Brennan, in a speech prepared for a seminar at Georgetown University, did not mention the administration by name. But as the court's leading liberal, he clearly intended to rebut attacks by Attorney General Edwin Meese III and other conservatives.
Meese, in a July speech to the American Bar Association, said recent Supreme Court rulings on church-state separation "would have struck the founding generation as somewhat bizarre."
Meese said the justices should stick to the literal words in the Constitution, adding that the administration would "endeavor to resurrect the original meaning of constitutional provisions" and the intentions of the Constitution's authors "as the only reliable guide."
That view, Brennan said, "feigns self-effacing deference to the specific judgments" of the Founding Fathers. "But, in truth, it is little more than arrogance cloaked as humility."
Brennan, a Democrat appointed in 1956 by President Dwight D. Eisenhower, said it was "arrogant to pretend that from our vantage we can gauge accurately the intent of the framers . . . to specific, contemporary questions.
"All too often, sources of potential enlightment, such as records of the ratification debates, provide sparse or ambiguous evidence of the original intention," he said.
"Typically, all that can be gleaned is that the framers themselves did not agree about the application or meaning of particular constitutional provisions and hid their differences in cloaks of generality.
"Indeed, it is far from clear whose intention is relevant -- that of the drafters," members of the first Congress or "the ratifiers in the states?"
Brennan said those pressing the "original intent" analysis "have no familiarity with the historical record" and improperly justify it as a way to take politics out of judicial decision-making.
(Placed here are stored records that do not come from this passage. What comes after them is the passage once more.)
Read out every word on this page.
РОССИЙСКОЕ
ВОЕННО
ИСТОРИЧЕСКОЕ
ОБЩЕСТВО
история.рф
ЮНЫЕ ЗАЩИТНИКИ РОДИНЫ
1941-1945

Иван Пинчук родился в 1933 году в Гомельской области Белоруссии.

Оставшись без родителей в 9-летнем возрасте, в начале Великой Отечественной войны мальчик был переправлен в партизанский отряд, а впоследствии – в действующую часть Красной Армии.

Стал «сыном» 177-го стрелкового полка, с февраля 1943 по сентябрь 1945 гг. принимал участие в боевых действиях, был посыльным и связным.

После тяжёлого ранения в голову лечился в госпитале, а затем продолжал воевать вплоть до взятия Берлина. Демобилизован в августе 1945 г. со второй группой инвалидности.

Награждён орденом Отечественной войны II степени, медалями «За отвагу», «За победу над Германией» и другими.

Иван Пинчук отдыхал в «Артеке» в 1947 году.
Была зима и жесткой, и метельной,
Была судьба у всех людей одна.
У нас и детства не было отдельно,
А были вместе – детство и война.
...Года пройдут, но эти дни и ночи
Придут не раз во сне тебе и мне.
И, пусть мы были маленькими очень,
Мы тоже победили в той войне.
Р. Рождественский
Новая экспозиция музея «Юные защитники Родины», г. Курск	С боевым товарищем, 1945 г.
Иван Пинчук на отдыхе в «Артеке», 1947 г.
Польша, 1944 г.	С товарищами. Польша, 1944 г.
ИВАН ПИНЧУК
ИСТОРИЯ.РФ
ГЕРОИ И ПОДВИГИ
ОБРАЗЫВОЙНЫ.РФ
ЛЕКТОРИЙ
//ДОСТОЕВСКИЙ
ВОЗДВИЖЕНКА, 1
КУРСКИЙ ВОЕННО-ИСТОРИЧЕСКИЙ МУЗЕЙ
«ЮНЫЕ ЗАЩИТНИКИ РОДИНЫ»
"The political underpinnings of such a choice should not escape notice," he said. "This is a choice no less political than any other; it expresses antipathy to claims of the minority to rights against the majority."
Meese and other conservative critics have long accused liberal justices of interfering in policy matters that conservatives say should, in a democracy, be left to elected officials.
Meese, more than any of his predecessors in the last 50 years, has waged a highly visible campaign against recent court decisions. The Justice Department has insisted that the court change prior rulings that place restrictions on police or that give women a constitutional right to choose an abortion, saying those matters should be left to elected state officials.
But Brennan said yesterday that "unabashed enshrinement of majority will would permit imposition of a social caste system or wholesale confiscation of property so long as a majority of the authorized legislative body, fairly elected, approved.
"Our Constitution could not abide such a situation. It is the very purpose of a Constitution -- and particularly of the Bill of Rights -- to declare certain values transcendent, beyond the reach of temporary political majorities."